Voce su Maria Zarba
Maria Zarba, 66 anni, fu trovata morta nella sua abitazione a Ragusa la sera dell'11 ottobre 2018.
A scoprire il corpo senza vita della signora fu uno dei nipoti che di solito le faceva compagnia dopo il lavoro.[1] La donna, originaria di Vittoria (Ragusa), era stata sposata con Giuseppe Panascia, 74 anni, con il quale aveva avuto quattro figli.
La Chiesa di S.Giovanni Battista a Ragusa dove sono stati celebrati i funerali di Maria Zarba (di trolvag, licenza CC BY-SA 3.0)
Il loro matrimonio si concluse circa un anno prima del drammatico episodio, tramite la separazione legale. Tra i due, però, nell'ultimo periodo sarebbero intercorsi numerosi conflitti. L'uomo dormiva a casa della madre, ma durante il giorno faceva frequentemente visita alla ex moglie: un comportamento che avrebbe ulteriormente inasprito il loro rapporto.
Nelle ore successive al ritrovamento del cadavere della sessantaseienne, Panascia venne fermato dalle forze dell'ordine con l'accusa di omicidio volontario.

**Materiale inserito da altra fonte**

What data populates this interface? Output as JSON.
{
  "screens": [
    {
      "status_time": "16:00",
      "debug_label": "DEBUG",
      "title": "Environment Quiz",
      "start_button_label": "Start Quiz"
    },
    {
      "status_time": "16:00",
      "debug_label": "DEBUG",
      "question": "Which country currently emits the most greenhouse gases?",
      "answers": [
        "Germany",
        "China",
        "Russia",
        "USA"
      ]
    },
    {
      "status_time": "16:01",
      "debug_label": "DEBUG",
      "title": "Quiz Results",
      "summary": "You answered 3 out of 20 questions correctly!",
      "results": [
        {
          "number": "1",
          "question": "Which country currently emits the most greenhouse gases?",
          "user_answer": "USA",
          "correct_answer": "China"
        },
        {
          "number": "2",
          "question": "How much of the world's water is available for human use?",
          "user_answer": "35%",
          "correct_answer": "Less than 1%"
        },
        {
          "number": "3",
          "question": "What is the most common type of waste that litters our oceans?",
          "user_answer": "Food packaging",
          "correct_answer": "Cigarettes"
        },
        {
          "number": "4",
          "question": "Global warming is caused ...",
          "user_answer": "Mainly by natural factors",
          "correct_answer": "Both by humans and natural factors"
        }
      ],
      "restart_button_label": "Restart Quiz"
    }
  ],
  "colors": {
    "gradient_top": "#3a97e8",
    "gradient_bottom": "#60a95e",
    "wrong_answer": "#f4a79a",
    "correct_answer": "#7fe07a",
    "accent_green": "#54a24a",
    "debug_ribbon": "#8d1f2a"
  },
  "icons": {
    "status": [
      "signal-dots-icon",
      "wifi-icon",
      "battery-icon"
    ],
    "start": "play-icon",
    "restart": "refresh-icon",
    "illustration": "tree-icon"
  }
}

Fu lo stesso nipote che aveva scoperto il corpo esanime della nonna a indicare l'uomo come presunto responsabile del delitto. Il settantaquattrenne, interrogato dal pubblico ministero, negò di aver ucciso l'ex moglie sostenendo di averle fatto visita nelle ore precedenti e di aver lasciato la casa quando lei era ancora in vita. Tali dichiarazioni però furono poco convincenti e nei confronti dell'uomo venne convalidata la misura di custodia cautelare in carcere.
Alla conclusione delle indagini, le ipotesi degli inquirenti furono confermate dalle immagini registrate dalle telecamere di videosorveglianza della zona che avevano accertato la presenza di Panascia nell'abitazione della vittima nei minuti in cui fu compiuta l'aggressione mortale. Inoltre, tracce di sangue della donna furono rilevate sui vestiti, nelle maglie dell'orologio e nell'auto dell'indiziato. Dall'esame autoptico emerse che la signora Zarba fu violentemente colpita più volte alla testa con un oggetto contundente. Tuttavia l'arma del delitto non fu mai rinvenuta.[2][3]
Un anno dopo, nell'ottobre del 2019, l'uomo fu rinviato a giudizio. La Procura ribadì nei suoi confronti l'accusa di omicidio volontario.[4] Il 21 luglio 2020 la Corte d'Assise di Siracusa aveva condannato l'imputato all'ergastolo.[5] La sentenza fu confermata il 9 dicembre 2021 dalla Corte d'Appello di Catania.[6]